Marco Aurelio Fontana, 31 anni, brianzolo trapiantato da otto anni a Castell’Arquato, ha archiviato la recente quarta tappa di Coppa del Mondo UCI a Lenzerheide, in Svizzera, con un 26° posto che non lo può soddisfare per niente, ma gli permette di ragionare lucidamente sul futuro. «Dopo il Campionato del Mondo dello scorso 3 luglio – ammette – sentivo di essere in crescita ed ero convinto di trovarmi già nella condizione di poter fare bene, ma evidentemente ho accusato più del dovuto la gara di domenica scorsa e ho fatto fatica a tenere un ritmo alto in Coppa.
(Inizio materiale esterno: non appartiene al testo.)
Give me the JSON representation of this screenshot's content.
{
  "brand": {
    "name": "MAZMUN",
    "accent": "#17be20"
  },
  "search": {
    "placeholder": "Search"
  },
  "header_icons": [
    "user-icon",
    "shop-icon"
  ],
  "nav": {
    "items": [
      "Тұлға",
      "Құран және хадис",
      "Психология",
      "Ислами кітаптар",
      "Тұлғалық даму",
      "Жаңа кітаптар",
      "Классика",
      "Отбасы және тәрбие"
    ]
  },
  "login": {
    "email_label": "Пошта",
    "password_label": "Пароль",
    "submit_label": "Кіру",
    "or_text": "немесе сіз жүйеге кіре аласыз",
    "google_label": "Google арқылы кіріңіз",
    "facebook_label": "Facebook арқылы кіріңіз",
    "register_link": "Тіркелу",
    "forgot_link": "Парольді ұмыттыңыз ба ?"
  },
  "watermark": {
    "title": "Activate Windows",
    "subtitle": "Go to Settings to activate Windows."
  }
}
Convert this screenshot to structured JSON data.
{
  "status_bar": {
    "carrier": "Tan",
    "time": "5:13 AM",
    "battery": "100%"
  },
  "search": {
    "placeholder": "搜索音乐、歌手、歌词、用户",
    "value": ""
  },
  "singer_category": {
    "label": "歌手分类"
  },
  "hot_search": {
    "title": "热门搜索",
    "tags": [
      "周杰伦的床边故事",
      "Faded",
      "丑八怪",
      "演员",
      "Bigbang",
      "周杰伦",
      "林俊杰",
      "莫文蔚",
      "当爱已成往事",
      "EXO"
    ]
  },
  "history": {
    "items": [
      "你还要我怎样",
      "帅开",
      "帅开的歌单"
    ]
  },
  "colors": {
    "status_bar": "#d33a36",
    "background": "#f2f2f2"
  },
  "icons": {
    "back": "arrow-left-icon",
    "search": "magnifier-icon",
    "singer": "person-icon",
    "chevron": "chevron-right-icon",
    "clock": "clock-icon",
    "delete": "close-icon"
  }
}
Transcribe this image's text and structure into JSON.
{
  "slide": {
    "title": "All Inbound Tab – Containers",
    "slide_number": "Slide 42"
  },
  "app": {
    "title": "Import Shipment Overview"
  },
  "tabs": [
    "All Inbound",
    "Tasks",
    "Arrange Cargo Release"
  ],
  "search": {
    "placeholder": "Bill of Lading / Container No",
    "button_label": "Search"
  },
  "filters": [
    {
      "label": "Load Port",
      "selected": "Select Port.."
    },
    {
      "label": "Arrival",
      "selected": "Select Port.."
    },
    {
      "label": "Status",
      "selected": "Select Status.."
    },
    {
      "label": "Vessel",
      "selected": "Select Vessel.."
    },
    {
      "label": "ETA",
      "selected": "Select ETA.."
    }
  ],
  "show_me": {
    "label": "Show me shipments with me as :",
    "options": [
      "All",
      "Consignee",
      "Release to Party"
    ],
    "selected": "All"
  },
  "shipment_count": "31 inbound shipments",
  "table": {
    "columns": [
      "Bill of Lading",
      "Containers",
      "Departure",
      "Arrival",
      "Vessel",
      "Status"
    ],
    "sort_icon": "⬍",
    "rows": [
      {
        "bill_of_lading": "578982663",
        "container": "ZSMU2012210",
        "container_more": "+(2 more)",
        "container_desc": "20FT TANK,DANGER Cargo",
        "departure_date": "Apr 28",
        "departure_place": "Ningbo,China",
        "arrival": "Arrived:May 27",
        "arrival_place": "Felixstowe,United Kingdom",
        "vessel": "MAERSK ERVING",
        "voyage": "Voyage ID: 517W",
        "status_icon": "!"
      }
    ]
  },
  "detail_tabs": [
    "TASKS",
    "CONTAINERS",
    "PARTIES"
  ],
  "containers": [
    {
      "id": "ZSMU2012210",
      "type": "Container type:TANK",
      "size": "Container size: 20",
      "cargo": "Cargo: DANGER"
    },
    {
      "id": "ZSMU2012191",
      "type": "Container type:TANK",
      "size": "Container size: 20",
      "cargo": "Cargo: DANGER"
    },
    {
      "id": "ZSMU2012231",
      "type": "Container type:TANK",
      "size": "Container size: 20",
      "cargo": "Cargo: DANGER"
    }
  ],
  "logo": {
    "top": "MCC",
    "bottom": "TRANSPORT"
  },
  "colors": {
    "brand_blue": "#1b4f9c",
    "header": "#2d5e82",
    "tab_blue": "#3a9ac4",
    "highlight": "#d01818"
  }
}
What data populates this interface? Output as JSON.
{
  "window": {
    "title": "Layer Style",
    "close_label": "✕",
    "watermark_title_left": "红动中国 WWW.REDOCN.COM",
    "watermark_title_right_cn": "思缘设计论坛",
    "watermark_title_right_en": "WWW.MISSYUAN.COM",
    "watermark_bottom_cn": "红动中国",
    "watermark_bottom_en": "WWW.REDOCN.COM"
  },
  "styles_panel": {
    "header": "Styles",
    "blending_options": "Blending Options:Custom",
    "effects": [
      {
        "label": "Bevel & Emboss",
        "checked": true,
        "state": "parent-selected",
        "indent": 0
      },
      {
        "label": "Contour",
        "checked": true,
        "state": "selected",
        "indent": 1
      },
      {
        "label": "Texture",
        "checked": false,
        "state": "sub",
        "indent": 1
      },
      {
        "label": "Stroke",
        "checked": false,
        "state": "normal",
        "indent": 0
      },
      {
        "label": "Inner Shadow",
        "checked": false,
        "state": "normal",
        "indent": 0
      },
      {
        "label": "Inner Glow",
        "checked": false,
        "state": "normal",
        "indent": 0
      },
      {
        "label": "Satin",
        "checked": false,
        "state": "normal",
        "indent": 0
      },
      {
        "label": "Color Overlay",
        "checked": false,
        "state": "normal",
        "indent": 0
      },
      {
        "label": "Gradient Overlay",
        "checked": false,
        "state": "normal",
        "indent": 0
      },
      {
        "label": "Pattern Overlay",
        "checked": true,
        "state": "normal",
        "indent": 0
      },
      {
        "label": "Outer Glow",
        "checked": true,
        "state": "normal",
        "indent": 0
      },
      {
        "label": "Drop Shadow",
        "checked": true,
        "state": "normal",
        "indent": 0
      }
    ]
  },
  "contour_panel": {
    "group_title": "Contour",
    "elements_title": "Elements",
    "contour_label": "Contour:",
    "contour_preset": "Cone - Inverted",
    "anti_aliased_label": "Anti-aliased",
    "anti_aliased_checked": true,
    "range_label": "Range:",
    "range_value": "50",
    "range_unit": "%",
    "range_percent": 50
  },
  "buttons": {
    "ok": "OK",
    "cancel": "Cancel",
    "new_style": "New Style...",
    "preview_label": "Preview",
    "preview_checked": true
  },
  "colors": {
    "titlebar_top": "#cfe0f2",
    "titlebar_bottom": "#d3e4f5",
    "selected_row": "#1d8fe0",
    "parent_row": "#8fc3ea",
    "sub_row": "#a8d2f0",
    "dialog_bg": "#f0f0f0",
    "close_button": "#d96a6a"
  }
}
Peccato perché sento che sta arrivando il mio momento e ho solo bisogno di rigenerarmi al meglio in altura per rientrare ai miei livelli», racconta il Prorider della Cannondale Factory Racing, che ora si concederà un periodo di lavoro a Livigno per ritrovare la gamba dei giorni migliori in vista degli importanti appuntamenti estivi. Il programma gare lo vedrà a fine mese impegnato nell’Internazionale di Londra sul percorso olimpico dove nel 2012 conquistò la medaglia di bronzo, prima della prova canadese di World Cup e quindi il 21 agosto ai Giochi Olimpici di Rio de Janeiro.